Я очень любил ходить с ним по его коротким маршрутам. Его то и дело окликали и приветствовали - ученики знаменитой музыкальной школы "Жиллиард", актеры, танцоры, музыканты, родители "юных дарований", приехавшие забирать домой своих чад, - короче, все население Линкольн-центра. И всем им - маленьким девочкам, еле тащившим свои скрипки или балетную амуницию, их солидным родителям, пожилым билетершам, великим музыкантам - Георгий Мелитонович кланялся одинаково вежливо, учтиво и элегантно.

Он был элегантен по всей своей человеческой и творческой сути. И в малом, и в большом. И в том, как он шел по улице, и в том, как он показывал рисунок танца своим питомцам. Он был изящен и элегантен и в строгом смокинге, и в бесформенных брюках-"мешках", в которых любил репетировать. Он был элегантен и чертовски красив даже в самые преклонные годы своей жизни. Он словно был ходячей иллюстрацией знаменитых чеховских слов о том, что в человеке все должно быть красиво. И он сам боготворил красоту.

"Скаковые лошади дневников не ведут"

В отличие от подавляющего большинства своих собратьев по ремеслу Баланчин сочинял балеты, импровизируя, не имея никаких планов, никаких заготовок, ничего, кроме музыки. Цитируя любимого им Наполеона, он ввязывался в сочинение танца со словами: "А там посмотрим". Как-то я заметил, что эту наполеоновскую фразу любил и Ленин. В глазах Баланчина мелькнула его знаменитая лукавинка: "Вот почему я покинул Россию после смерти Ленина". И увидев мое вытянутое от удивления лицо, добавил: "После смерти Ленина в России стало скучно".

Баланчин ненавидел интеллектуализацию танца: "Я не из тех, кто создает балеты в тиши своих квартир. Мне нужны тела танцоров, я должен знать пределы их физических возможностей, пределы их подражательных способностей. Моя фантазия зависит от того, как они прыгают, вертятся, растягиваются. Вот почему я предпочитаю тех танцоров, которые пришли ко мне из школы-студии, где они учились у меня". Советские критики упрекали Баланчина за абстрактность его балетов, подразумевая под этим их бессюжетность. Но именно абстрактность он ненавидел не меньше интеллектуализации в танце. Хорошо знавший его поэт Оден говорил: "Баланчин - одна из самых интеллектуальных личностей, с которыми я когда-либо встречался. Идеи приходят к нему в виде образов, а не абстракций. Он не интеллектуал, он глубже, он из тех, кто понимает все".

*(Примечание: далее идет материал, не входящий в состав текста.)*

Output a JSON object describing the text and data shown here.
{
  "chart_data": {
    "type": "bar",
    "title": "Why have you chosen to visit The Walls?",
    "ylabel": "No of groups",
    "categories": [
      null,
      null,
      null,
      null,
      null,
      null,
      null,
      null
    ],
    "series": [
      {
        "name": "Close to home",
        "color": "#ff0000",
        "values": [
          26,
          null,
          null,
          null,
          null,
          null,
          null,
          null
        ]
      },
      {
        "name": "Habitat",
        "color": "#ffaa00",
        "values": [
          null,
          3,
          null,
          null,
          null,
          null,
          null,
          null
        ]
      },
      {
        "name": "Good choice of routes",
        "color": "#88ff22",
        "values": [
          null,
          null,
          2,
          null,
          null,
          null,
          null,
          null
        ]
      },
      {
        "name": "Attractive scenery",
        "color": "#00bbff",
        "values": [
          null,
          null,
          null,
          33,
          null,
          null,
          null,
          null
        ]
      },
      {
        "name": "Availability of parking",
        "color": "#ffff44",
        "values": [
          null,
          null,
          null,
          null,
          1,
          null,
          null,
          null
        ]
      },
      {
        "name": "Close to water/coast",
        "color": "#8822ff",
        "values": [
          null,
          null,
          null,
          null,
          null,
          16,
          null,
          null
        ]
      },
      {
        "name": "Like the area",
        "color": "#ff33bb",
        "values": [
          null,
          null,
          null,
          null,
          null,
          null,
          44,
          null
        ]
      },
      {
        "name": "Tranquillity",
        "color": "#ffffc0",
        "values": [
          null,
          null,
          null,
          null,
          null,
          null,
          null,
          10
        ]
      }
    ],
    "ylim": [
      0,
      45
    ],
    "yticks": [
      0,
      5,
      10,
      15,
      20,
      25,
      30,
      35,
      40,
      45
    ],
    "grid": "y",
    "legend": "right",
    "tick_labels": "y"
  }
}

Баланчин не оставил после себя никакого теоретического наследия, никакой "Моей системы", никакой "Моей жизни в искусстве". Одному своему биографу, пришедшему в отчаяние от предельной скудости источников, он сказал: "Когда вы будете писать обо мне, представьте, что пишете о скаковой лошади. А скаковые лошади, пардон, дневников не ведут".

Много лет спустя, когда здоровье Баланчина сильно пошатнулось, окружавшие его люди стали настаивать на том, чтобы он зафиксировал на бумаге свои балеты и назвал своего преемника в "Нью-Йорк сити балле". "Подумайте о будущем", - говорили ему. Разговоры о будущем раздражали Баланчина, впрочем, как и о прошлом. Он считал, что существует лишь одно время - настоящее, и призывал наслаждаться им. "После меня хоть потоп?" - подзадоривал я его. "Это много лучше, чем памятник, обрамленный пошлыми фигурками танцующих балерин", - отвечал он.

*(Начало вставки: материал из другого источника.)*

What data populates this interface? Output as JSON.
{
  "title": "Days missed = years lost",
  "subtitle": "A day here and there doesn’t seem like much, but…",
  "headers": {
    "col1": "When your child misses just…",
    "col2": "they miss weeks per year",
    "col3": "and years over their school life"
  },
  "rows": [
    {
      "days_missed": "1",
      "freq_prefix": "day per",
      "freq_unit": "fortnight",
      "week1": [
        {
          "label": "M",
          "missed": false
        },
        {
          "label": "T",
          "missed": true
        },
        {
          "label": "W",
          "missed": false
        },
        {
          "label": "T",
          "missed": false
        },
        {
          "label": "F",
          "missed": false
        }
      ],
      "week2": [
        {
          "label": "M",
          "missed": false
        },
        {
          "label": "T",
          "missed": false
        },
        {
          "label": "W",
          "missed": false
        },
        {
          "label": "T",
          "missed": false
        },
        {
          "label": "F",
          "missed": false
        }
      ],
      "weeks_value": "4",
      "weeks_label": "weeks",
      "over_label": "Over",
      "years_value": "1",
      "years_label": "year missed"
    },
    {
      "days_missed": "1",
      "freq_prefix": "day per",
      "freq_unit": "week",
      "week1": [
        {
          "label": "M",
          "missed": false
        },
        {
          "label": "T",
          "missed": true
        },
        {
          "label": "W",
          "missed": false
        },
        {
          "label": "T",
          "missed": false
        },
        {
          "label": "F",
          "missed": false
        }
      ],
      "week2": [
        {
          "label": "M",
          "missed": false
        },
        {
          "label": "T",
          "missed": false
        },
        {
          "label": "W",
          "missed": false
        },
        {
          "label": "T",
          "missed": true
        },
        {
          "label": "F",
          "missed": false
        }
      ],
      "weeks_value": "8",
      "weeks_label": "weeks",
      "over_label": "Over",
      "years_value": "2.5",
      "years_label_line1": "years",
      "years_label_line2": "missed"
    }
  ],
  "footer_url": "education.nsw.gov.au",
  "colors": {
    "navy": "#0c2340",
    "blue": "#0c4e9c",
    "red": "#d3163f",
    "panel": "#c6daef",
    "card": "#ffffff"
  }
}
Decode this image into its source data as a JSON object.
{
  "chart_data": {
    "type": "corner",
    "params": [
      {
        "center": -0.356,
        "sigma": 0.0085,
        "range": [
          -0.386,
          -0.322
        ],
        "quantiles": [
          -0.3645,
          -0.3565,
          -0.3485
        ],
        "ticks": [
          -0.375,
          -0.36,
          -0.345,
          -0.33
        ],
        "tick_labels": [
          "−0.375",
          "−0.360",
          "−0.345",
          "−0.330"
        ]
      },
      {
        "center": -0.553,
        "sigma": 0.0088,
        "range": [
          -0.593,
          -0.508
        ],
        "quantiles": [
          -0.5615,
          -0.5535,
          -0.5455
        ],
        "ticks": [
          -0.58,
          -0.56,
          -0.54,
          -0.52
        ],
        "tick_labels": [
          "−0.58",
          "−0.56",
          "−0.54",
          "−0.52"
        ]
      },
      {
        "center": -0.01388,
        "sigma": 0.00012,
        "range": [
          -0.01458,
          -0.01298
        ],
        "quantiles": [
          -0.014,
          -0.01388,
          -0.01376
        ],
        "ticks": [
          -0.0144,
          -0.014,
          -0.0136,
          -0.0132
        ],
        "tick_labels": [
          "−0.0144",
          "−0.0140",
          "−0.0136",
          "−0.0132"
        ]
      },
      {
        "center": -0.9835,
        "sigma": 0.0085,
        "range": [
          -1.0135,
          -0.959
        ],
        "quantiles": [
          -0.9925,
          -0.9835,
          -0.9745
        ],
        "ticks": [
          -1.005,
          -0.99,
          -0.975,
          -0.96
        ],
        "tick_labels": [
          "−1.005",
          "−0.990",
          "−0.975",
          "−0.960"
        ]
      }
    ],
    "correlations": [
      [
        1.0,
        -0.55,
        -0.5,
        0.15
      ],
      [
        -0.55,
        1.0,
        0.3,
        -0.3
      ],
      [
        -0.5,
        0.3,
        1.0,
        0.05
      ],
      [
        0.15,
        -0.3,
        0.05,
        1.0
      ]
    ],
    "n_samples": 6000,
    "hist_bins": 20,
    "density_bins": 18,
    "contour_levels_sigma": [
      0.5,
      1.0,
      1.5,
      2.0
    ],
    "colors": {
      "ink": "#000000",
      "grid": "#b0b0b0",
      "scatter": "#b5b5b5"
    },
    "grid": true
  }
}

Его отношение ко времени, как мне кажется, определялось стихией его творчества, стихией танца. В отличие от литературы, живописи, музыки - танец живет только тогда, когда его исполняют. "Когда меня не будет, моих танцоров будут учить другие мастера. Потом уйдут и мои танцоры. Придет иное племя. Все они будут клясться моим именем и ставить и танцевать "балеты Баланчина", но они уже не будут моими", - говорил он, но без всякой печали или сожаления в голосе. "Есть вещи, которые умирают вместе с тобой, с этим ничего не поделаешь. Но и ничего трагического в этом нет".

Когда Баланчин находился в веселом расположении духа, он прекращал философствования "о времени и о себе" шуткой: "И вообще все это меня не касается. Мы, грузины, долгожители. Некоторые из нас живут до полутораста лет, не так ли, Мэлор Георгиевич?" Я охотно соглашался с ним...

Ни один хореограф не поставил столько балетов, сколько Баланчин. Ставил он балеты, точнее - сочинял их, исключительно быстро. Иногда он сочинял два-три балета одновременно. С разными танцорами, а то и с одними и теми же. Бывало, сочинение одного балета прерывалось буквально на полужесте, и он "перепрыгивал" на другой. Творческая жадность - единственный вид жадности, которой он был подвержен.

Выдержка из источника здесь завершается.